Esta abordagem não elimina o CV — relega-o ao que deveria ser: um ponto de partida. O CV fornece contexto sobre o histórico profissional de alguém, mas é apenas um dado entre muitos. A verdadeira talent intelligence sobrepõe:

  • Perfilagem psicométrica — avaliação de personalidade cientificamente validada que revela estilo de trabalho, tendências de tomada de decisão e padrões de colaboração
  • Avaliação cognitiva — avaliações adaptativas que medem velocidade de aprendizagem, capacidade de resolução de problemas e pensamento crítico
  • Verificação de competências — avaliações técnicas impulsionadas por IA que validam a capacidade real, não a proficiência autodeclarada
  • Alinhamento cultural — análise estruturada de valores, motivações e compatibilidade ambiental
  • Sinais de crescimento — indicadores preditivos do desempenho futuro, não apenas de conquistas passadas

Quando estes sinais são combinados através de modelos de IA validados, o resultado é o que chamamos de perfil de talent intelligence — uma visão multidimensional de um candidato que nenhum PDF poderia alguma vez fornecer.

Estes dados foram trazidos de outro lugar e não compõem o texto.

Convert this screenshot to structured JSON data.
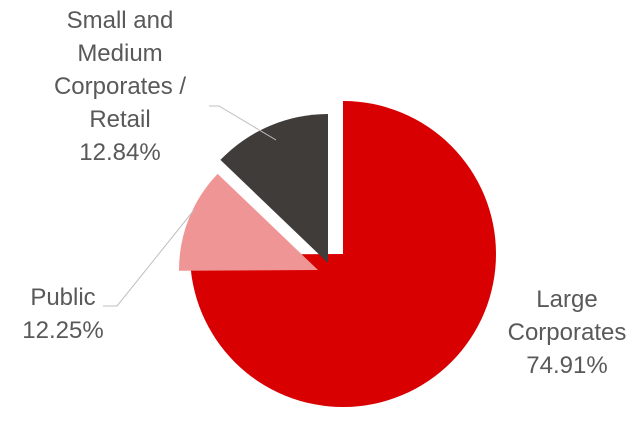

O que isto significa para si

Se é recrutador

A mudança da triagem baseada no CV não se trata de substituir o seu julgamento — trata-se de lhe dar melhores informações para o exercer. Em vez de dedicar 7 segundos a analisar formatação e nomes de empresas, imagine começar cada avaliação de candidato com um perfil de inteligência validado que lhe diz como alguém pensa, trabalha e cresce. Os primeiros a adotar a avaliação multi-sinal reportam uma redução de 45% no tempo de contratação e pontuações de qualidade de contratação significativamente mais altas.

Se é candidato

O processo de candidatura tradicional — adaptar o seu CV para cada função, jogar com as palavras-chave dos ATS, esperar que um recrutador pare na sua página — desperdiça o seu tempo e subvaloriza o seu potencial. É mais do que um documento de duas páginas. As plataformas que o avaliam holisticamente não dão apenas às empresas uma melhor visão — dão-lhe inteligência de carreira. Compreender o seu perfil de personalidade, as suas forças cognitivas e os seus ambientes de trabalho ideais tem valor quer esteja ativamente à procura de emprego ou não.


A conclusão

O CV era uma solução razoável para uma era diferente. Num mundo de candidaturas em massa, funções complexas, pools de talento diversos e evidências crescentes sobre preconceitos inconscientes, tornou-se um estrangulamento que falha a todos os que o utilizam.

As organizações que vencerão a guerra pelo talento não serão as que tiverem os melhores filtros ATS. Serão as que compreenderam mais cedo que a contratação é um problema de inteligência — e investiram nas ferramentas para o resolver.

O CV dizia-lhe onde alguém esteve. O futuro da contratação é compreender quem alguém realmente é.